Besides Fisher's heroics, a few other players played key roles in the Game Three comeback. The Lakers' turning point came in the third quarter, as the intensity sizzled. And they knew the importance of stepping up to help a weary and frustrated Bryant.

The L.A. native, Trevor Ariza, came to the rescue in the third quarter, keeping them from avoiding another meltdown that would have changed the momentum in the series.

Ariza was productive, arguably playing the best game of his career, though he was issued a technical foul for slamming the ball to the floor. Still, he gave a solid performance, with 16 points, two steals, major hustle, and established a defensive presence.

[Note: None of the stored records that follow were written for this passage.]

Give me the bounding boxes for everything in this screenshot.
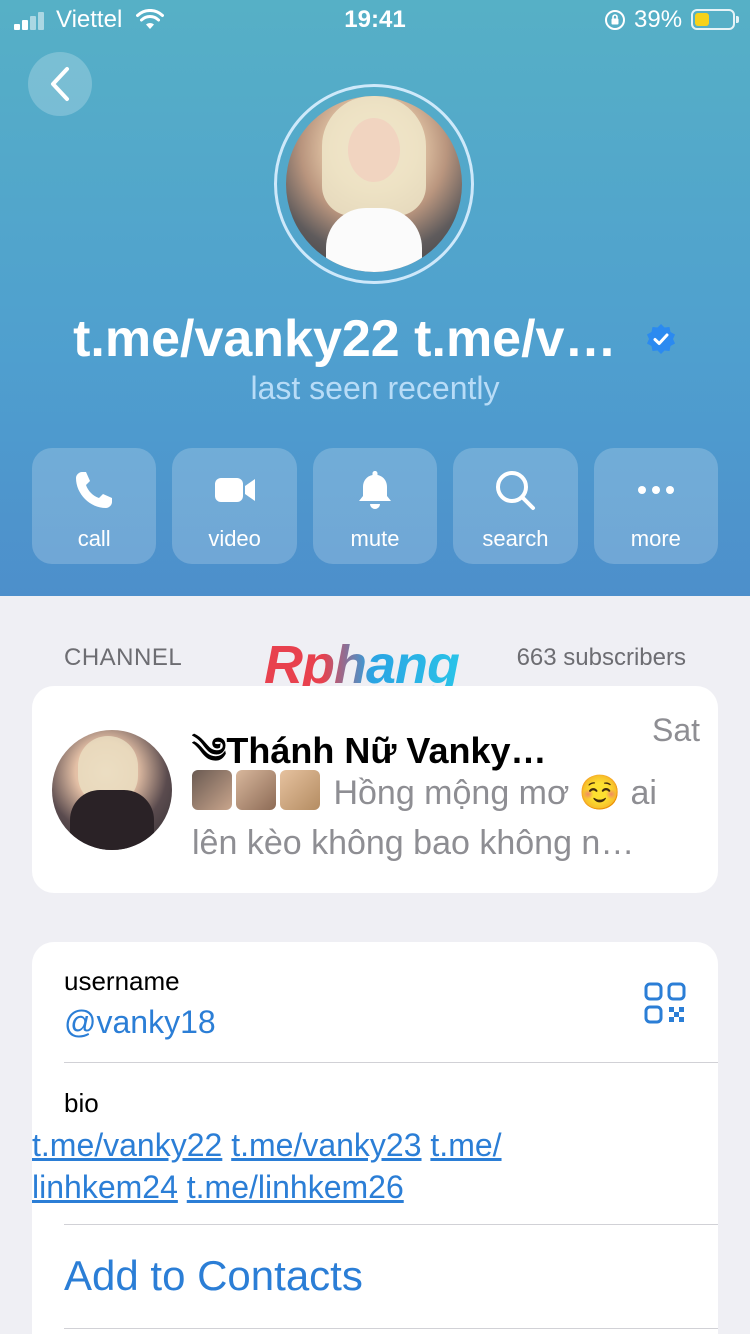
media-thumbnail — [236, 770, 276, 810]
preview-line-2: lên kèo không bao không n… — [192, 824, 635, 862]
username-value[interactable]: @vanky18 — [64, 1004, 216, 1041]
bio-label: bio — [64, 1088, 99, 1118]
bio-link[interactable]: t.me/vanky23 — [231, 1127, 421, 1163]
more-button[interactable]: more — [593, 448, 719, 564]
profile-header: Viettel 19:41 39% t.me/vanky22 t.me/v… l… — [0, 0, 750, 596]
channel-preview: Hồng mộng mơ ☺️ ai lên kèo không bao khô… — [192, 768, 702, 868]
divider — [64, 1224, 718, 1225]
video-camera-icon — [214, 478, 255, 502]
rotation-lock-icon — [605, 10, 625, 30]
call-button[interactable]: call — [32, 448, 157, 564]
divider — [64, 1328, 718, 1329]
media-thumbnail — [192, 770, 232, 810]
mute-button[interactable]: mute — [312, 448, 438, 564]
call-label: call — [77, 526, 111, 551]
channel-avatar — [52, 730, 172, 850]
more-dots-icon — [637, 486, 674, 494]
media-thumbnail — [280, 770, 320, 810]
mute-label: mute — [350, 526, 400, 551]
chevron-left-icon — [51, 67, 69, 101]
search-label: search — [482, 526, 549, 551]
divider — [64, 1062, 718, 1063]
preview-line-1: Hồng mộng mơ ☺️ ai — [333, 774, 657, 812]
battery-percent: 39% — [634, 6, 683, 33]
subscriber-count: 663 subscribers — [516, 644, 686, 671]
profile-avatar[interactable] — [286, 96, 462, 272]
video-button[interactable]: video — [172, 448, 297, 564]
verified-badge-icon — [646, 324, 675, 355]
add-to-contacts-button[interactable]: Add to Contacts — [64, 1252, 363, 1300]
bio-link[interactable]: t.me/ — [430, 1127, 501, 1163]
bell-icon — [359, 471, 392, 509]
channel-time: Sat — [651, 712, 700, 748]
channel-section-label: CHANNEL — [64, 644, 183, 671]
battery-fill — [695, 13, 709, 26]
qr-code-icon[interactable] — [644, 982, 686, 1024]
last-seen-status: last seen recently — [250, 370, 500, 406]
profile-name-row: t.me/vanky22 t.me/v… — [0, 306, 750, 369]
more-label: more — [630, 526, 681, 551]
phone-icon — [76, 472, 113, 508]
username-label: username — [64, 966, 180, 996]
video-label: video — [208, 526, 261, 551]
profile-name: t.me/vanky22 t.me/v… — [73, 310, 617, 369]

He also hit clutch three-pointers, as if he were a member of the Magic’s three-point shooting cast.

Pau Gasol also played aggressively, attacking the boards and getting inside, which resulted in 16 points and 10 rebounds.

And, sure, everyone knew Kobe’s approach—bounce back from two horrific shooting nights, produce 32 points, grab seven rebounds, and make eight assists.

By virtue, Phil Jackson acknowledged that Fisher is a man of great character, and instills positive sportsmanship. Indeed, that seems to be Fisher’s forte, along with hitting classic shots.

With Fisher and others coming through, it takes a great weight off of Bryant’s back. In much of the series, he has shown signs of fatigue. So with a killer shooter like Fisher, it can only mean positive implications.

For much of the series, frustration has been a recurrent feeling. Dwight Howard and Bryant, U.S. Olympic teammates, started a trash-talking altercation at mid-court after Howard grabbed Bryant around his chest. But it’s mostly fun and games, as both of them are competitors, seeking the same dream—a title.

But this was Fisher's night on the grand stand, heating up before our very eyes. This morning, I’ll tell you that it’s Fish deep-frying in the Lakers' skillet.